Nursing Home Cited Seven Times by Inspectors Before Legionnaires' Outbreak
By Adeel Hassan
Amsterdam Nursing Home in Upper Manhattan experienced an outbreak of Legionnaires' disease, the worst in New York City in seven years, with nine people contracting the disease from June to early September and five deaths reported. Records show that city inspectors cited the operators of Amsterdam Nursing Home seven times in the past six years for violations including failing to conduct routine maintenance and the use of inadequate startup procedures for the building's cooling towers. The facility was fined once in March 2021, $500, for failing to maintain required records of water sample analysis or not recording the analysis; the other six infractions were dismissed following hearings.
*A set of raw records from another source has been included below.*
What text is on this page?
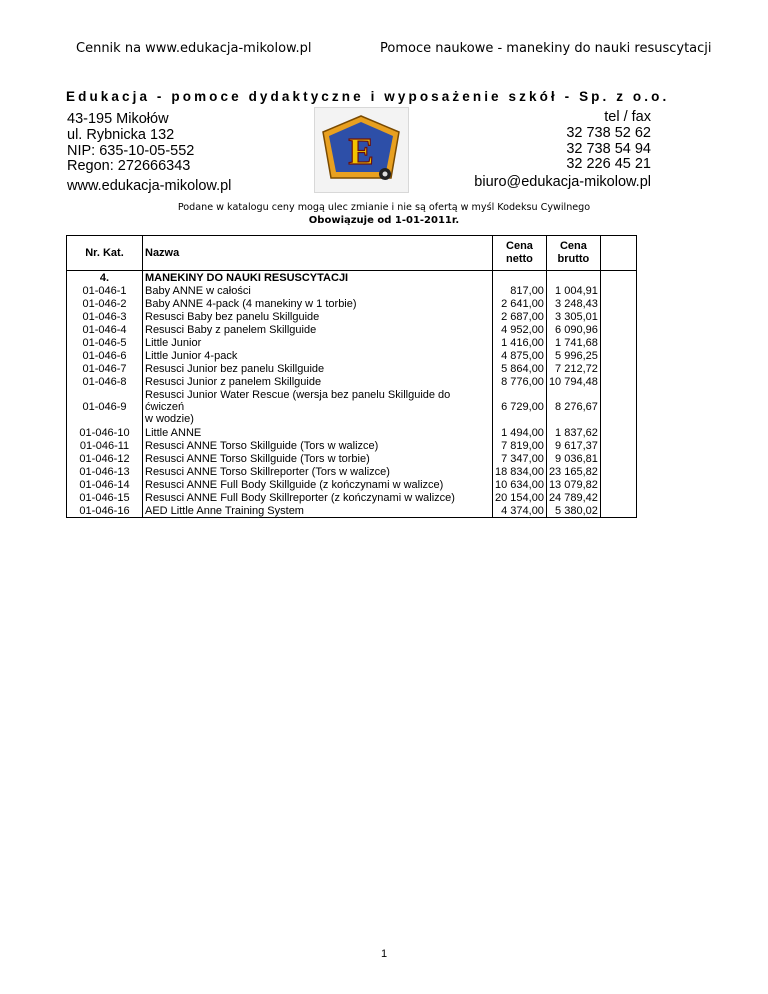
Cennik na www.edukacja-mikolow.pl	Pomoce naukowe - manekiny do nauki resuscytacji
Edukacja - pomoce dydaktyczne i wyposażenie szkół - Sp. z o.o.
43-195 Mikołów
ul. Rybnicka 132
NIP: 635-10-05-552
Regon: 272666343	E
tel / fax
32 738 52 62
32 738 54 94
32 226 45 21
www.edukacja-mikolow.pl	biuro@edukacja-mikolow.pl
Podane w katalogu ceny mogą ulec zmianie i nie są ofertą w myśl Kodeksu Cywilnego
Obowiązuje od 1-01-2011r.
Nr. Kat.	Nazwa	Cena netto	Cena brutto	
4.	MANEKINY DO NAUKI RESUSCYTACJI			
01-046-1	Baby ANNE w całości	817,00	1 004,91	
01-046-2	Baby ANNE 4-pack (4 manekiny w 1 torbie)	2 641,00	3 248,43	
01-046-3	Resusci Baby bez panelu Skillguide	2 687,00	3 305,01	
01-046-4	Resusci Baby z panelem Skillguide	4 952,00	6 090,96	
01-046-5	Little Junior	1 416,00	1 741,68	
01-046-6	Little Junior 4-pack	4 875,00	5 996,25	
01-046-7	Resusci Junior bez panelu Skillguide	5 864,00	7 212,72	
01-046-8	Resusci Junior z panelem Skillguide	8 776,00	10 794,48	
01-046-9	Resusci Junior Water Rescue (wersja bez panelu Skillguide do
ćwiczeń
w wodzie)	6 729,00	8 276,67	
01-046-10	Little ANNE	1 494,00	1 837,62	
01-046-11	Resusci ANNE Torso Skillguide (Tors w walizce)	7 819,00	9 617,37	
01-046-12	Resusci ANNE Torso Skillguide (Tors w torbie)	7 347,00	9 036,81	
01-046-13	Resusci ANNE Torso Skillreporter (Tors w walizce)	18 834,00	23 165,82	
01-046-14	Resusci ANNE Full Body Skillguide (z kończynami w walizce)	10 634,00	13 079,82	
01-046-15	Resusci ANNE Full Body Skillreporter (z kończynami w walizce)	20 154,00	24 789,42	
01-046-16	AED Little Anne Training System	4 374,00	5 380,02	
1
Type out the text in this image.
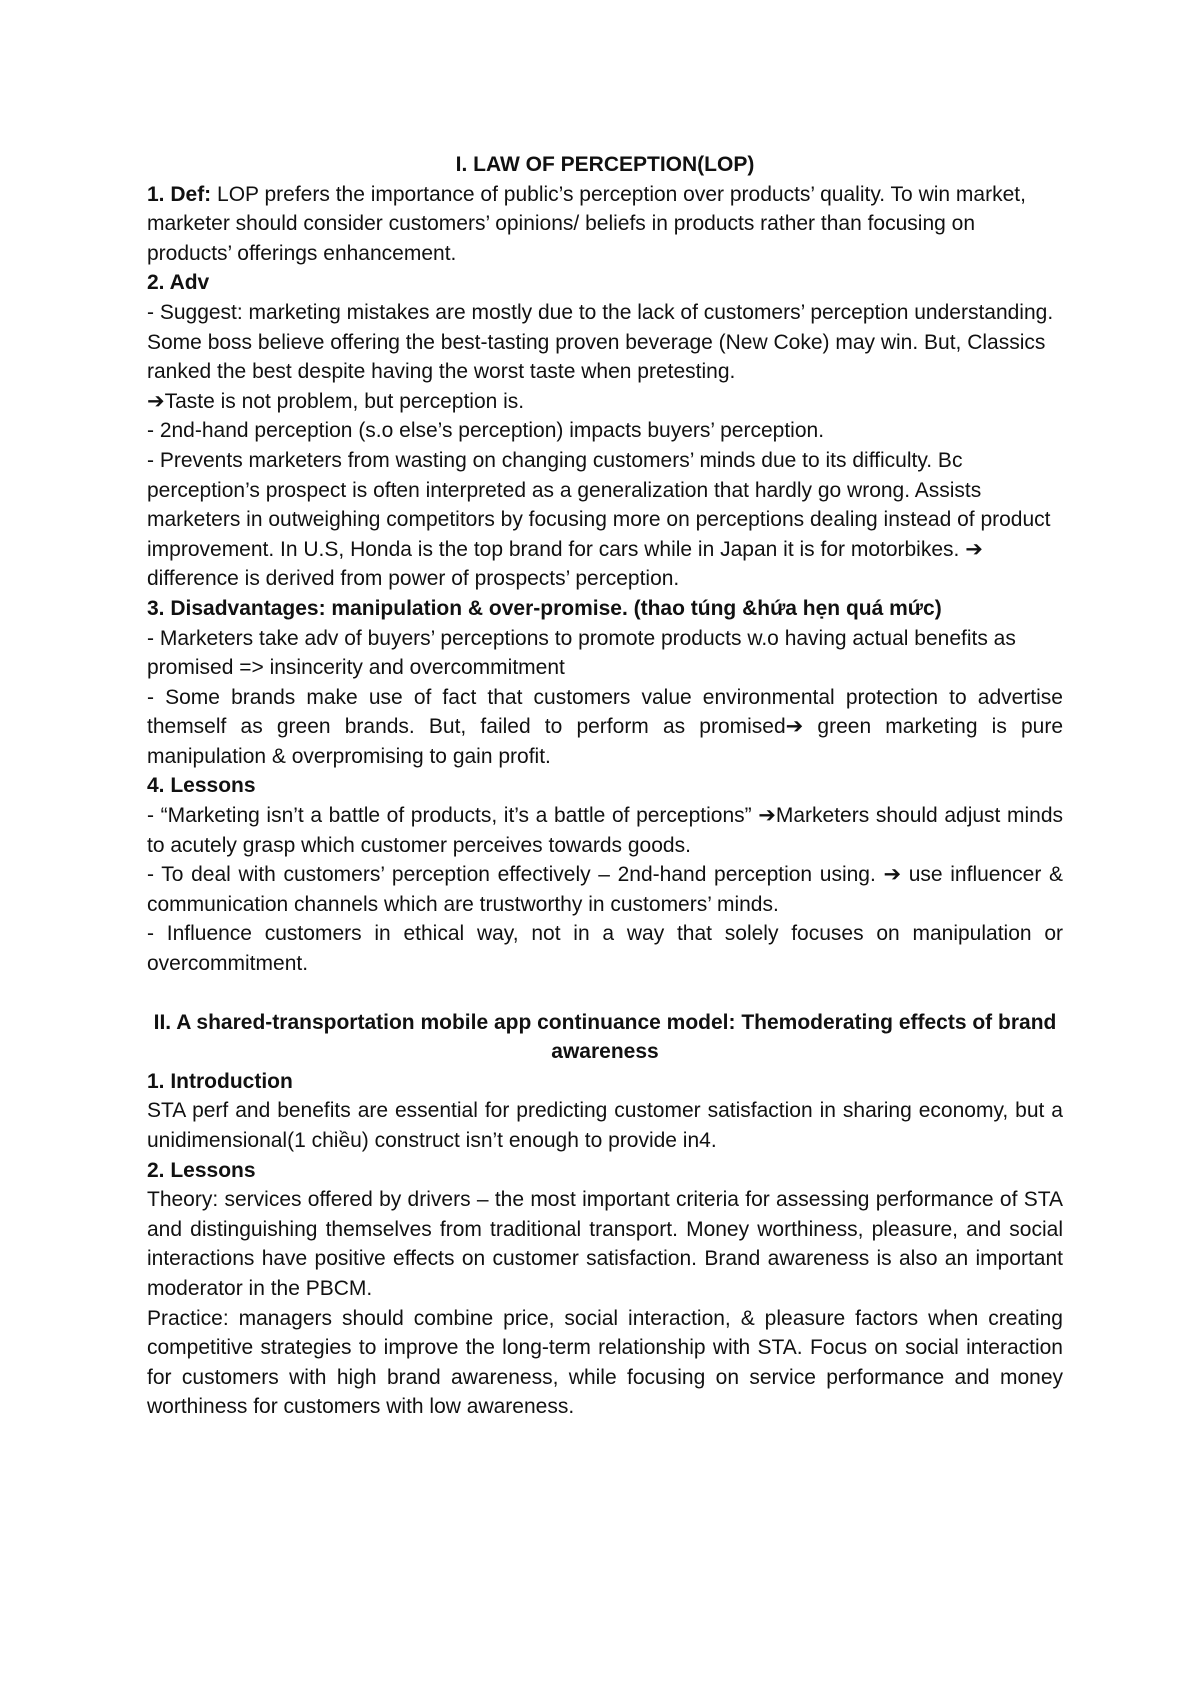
I. LAW OF PERCEPTION(LOP)

1. Def: LOP prefers the importance of public’s perception over products’ quality. To win market, marketer should consider customers’ opinions/ beliefs in products rather than focusing on products’ offerings enhancement.

2. Adv

- Suggest: marketing mistakes are mostly due to the lack of customers’ perception understanding. Some boss believe offering the best-tasting proven beverage (New Coke) may win. But, Classics ranked the best despite having the worst taste when pretesting.

➔Taste is not problem, but perception is.

- 2nd-hand perception (s.o else’s perception) impacts buyers’ perception.

- Prevents marketers from wasting on changing customers’ minds due to its difficulty. Bc perception’s prospect is often interpreted as a generalization that hardly go wrong. Assists marketers in outweighing competitors by focusing more on perceptions dealing instead of product improvement. In U.S, Honda is the top brand for cars while in Japan it is for motorbikes. ➔ difference is derived from power of prospects’ perception.

3. Disadvantages: manipulation & over-promise. (thao túng &hứa hẹn quá mức)

- Marketers take adv of buyers’ perceptions to promote products w.o having actual benefits as promised => insincerity and overcommitment

- Some brands make use of fact that customers value environmental protection to advertise themself as green brands. But, failed to perform as promised➔ green marketing is pure manipulation & overpromising to gain profit.

4. Lessons

- “Marketing isn’t a battle of products, it’s a battle of perceptions” ➔Marketers should adjust minds to acutely grasp which customer perceives towards goods.

- To deal with customers’ perception effectively – 2nd-hand perception using. ➔ use influencer & communication channels which are trustworthy in customers’ minds.

- Influence customers in ethical way, not in a way that solely focuses on manipulation or overcommitment.

II. A shared-transportation mobile app continuance model: Themoderating effects of brand awareness

1. Introduction

STA perf and benefits are essential for predicting customer satisfaction in sharing economy, but a unidimensional(1 chiều) construct isn’t enough to provide in4.

2. Lessons

Theory: services offered by drivers – the most important criteria for assessing performance of STA and distinguishing themselves from traditional transport. Money worthiness, pleasure, and social interactions have positive effects on customer satisfaction. Brand awareness is also an important moderator in the PBCM.

Practice: managers should combine price, social interaction, & pleasure factors when creating competitive strategies to improve the long-term relationship with STA. Focus on social interaction for customers with high brand awareness, while focusing on service performance and money worthiness for customers with low awareness.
A New York Times analysis of more than 50,000 cooling tower violations from 2015 to 2022 revealed that around 25% of the city's nursing homes had received at least one citation, and 13 nursing homes had received a dozen or more citations. Since 2015, 43 nursing homes have been fined a total of $164,000, paying around $120,000 of that amount. According to Sean X. Leng, a geriatrician and immunobiologist at the Johns Hopkins School of Medicine and the Bloomberg School of Public Health, most cases of Legionnaires' disease have been reported in people over age 50. "The prevention is much better than the treatment. That's why we want to emphasize cleaning those water towers regularly," said Dr. Leng. "We don't have a vaccine for this bacterium."